General Atlantic were not the only people who approached us.”

The above comment, made by Actis energy head Lucy Heintz following the announcement that the firm will become GA’s infrastructure arm, may not come as a surprise. In one sense, the deal is simply the latest example of a growing trend.

Investor demand for infrastructure has been rocketing, largely thanks to tailwinds from the energy transition and digital transformation, and the asset class’s reputation as an inflationary hedge. This, combined with LPs’ desire to allocate to fewer fund managers, has led private markets giants to view the asset class as a must-have offering, putting independent infrastructure managers in their acquisition crosshairs (see New Private Markets affiliate publication Infrastructure Investor for more on this, registration required). Actis isn’t even the largest infra firm to be bought this month; Global Infrastructure Partners, which has an AUM around eight times larger, was acquired by BlackRock just last week. Bridgepoint, owner of NPM publisher PEI Group, bought Energy Capital Partners last year.

But Actis’s appeal is not solely due to its asset class.

Sustainability is increasingly an allocation winner in private markets. In a period characterised by difficult fundraising conditions, those raising climate funds in particular have benefited from new pools of LP capital coming online and continued investor interest.

With its roots in development finance (it originated as a spinout from CDC Group, now called British International Investment) Actis has been consistently forward-thinking when it comes to sustainability since it was founded two decades ago. Though the firm itself treats the term ‘impact’ with circumspection (“we tend to say everything we do is with impact rather than labelling ourselves as impact investors”, Heintz said), Actis is a prominent brand in private markets sustainability. It was second on our Impact 50 list last year.

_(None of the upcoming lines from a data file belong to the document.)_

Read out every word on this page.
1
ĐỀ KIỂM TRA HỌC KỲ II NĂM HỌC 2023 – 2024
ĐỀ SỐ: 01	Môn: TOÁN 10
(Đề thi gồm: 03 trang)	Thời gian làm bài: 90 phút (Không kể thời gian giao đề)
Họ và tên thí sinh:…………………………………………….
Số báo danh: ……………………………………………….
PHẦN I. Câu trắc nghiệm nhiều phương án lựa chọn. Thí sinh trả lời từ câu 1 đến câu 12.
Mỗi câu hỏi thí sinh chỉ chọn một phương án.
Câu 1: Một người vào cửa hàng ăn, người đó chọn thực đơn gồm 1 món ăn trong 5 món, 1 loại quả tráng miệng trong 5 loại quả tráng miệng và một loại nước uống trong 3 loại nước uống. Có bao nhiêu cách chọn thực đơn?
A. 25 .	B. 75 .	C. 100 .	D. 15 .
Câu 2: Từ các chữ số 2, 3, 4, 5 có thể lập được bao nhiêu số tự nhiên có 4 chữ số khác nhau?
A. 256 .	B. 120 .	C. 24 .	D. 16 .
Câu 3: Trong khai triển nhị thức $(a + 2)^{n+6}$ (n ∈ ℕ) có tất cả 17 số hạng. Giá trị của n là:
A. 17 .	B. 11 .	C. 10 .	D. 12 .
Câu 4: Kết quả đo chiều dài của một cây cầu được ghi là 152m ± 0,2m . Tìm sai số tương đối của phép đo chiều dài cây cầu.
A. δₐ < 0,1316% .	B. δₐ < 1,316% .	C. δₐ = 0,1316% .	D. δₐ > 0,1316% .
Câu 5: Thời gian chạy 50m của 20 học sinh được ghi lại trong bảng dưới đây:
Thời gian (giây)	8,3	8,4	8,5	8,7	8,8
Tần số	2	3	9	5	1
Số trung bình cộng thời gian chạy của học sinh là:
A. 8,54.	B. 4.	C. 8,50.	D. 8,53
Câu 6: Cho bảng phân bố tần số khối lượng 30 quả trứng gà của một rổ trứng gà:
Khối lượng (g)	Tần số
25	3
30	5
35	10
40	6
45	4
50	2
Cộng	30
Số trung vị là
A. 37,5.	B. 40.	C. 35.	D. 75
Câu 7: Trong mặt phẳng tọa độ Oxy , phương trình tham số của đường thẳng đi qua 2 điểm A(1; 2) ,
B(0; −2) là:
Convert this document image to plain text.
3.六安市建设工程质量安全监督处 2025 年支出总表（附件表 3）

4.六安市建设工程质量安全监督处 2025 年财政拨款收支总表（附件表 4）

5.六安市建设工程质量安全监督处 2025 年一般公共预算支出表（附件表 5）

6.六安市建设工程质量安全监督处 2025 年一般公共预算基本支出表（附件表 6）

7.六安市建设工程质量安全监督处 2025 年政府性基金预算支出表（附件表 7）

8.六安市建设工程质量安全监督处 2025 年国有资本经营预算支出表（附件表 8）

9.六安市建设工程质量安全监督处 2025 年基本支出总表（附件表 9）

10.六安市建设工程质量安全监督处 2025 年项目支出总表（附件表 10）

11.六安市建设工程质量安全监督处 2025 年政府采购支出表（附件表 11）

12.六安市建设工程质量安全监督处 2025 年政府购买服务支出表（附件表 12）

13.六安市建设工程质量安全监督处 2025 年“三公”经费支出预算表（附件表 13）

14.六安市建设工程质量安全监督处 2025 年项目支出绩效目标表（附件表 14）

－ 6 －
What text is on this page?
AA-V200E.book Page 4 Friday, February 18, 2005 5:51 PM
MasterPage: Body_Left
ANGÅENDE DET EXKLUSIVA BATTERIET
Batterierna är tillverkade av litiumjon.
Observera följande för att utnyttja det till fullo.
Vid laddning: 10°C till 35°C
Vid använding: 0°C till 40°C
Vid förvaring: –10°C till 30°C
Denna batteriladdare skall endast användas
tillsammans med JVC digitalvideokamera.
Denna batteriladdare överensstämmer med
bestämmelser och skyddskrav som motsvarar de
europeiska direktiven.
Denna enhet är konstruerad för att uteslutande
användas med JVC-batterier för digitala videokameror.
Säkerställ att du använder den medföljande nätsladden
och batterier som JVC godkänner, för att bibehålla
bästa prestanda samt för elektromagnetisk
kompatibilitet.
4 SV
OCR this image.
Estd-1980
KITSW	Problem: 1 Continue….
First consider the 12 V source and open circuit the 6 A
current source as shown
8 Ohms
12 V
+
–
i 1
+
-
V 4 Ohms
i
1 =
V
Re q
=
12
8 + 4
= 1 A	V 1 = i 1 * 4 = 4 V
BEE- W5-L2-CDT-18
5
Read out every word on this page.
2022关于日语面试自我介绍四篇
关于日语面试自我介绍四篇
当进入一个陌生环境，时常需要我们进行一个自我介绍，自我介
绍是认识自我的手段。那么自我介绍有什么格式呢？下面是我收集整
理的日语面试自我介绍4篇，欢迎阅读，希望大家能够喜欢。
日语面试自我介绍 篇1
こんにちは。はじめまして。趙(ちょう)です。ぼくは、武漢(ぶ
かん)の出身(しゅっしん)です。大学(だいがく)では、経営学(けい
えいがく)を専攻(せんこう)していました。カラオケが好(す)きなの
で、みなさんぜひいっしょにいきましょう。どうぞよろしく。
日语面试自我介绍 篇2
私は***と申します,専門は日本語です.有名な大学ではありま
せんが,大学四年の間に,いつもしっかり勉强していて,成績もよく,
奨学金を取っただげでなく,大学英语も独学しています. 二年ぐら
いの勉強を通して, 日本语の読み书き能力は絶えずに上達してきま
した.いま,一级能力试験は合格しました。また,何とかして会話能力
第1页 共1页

In a similar vein, Actis’s emerging markets expertise is becoming an increasingly attractive quality.

The need for private capital to be channeled towards emerging markets – particularly with regard to the energy transition – has become acute. The mainstream investment world has started to respond to this; at COP28 last year, private markets heavyweights such as Brookfield, TPG and BlackRock launched dedicated EM climate funds, catalysed by anchor commitments from the UAE’s $30 billion climate fund, Altérra. This scarcely scratches the surface of the opportunity; $330 billion a year is needed to deliver a green transition in South Asia, Southeast Asia and Africa, as outlined in a report by LeapFrog Investments, CGAP and Temasek last year. This is viewed as both a huge challenge and a huge opportunity.

Heintz also noted that, during the sale process, there were other firms “for whom emerging markets and the energy transition are in their sights”. Sustainability driven consolidation looks set to continue.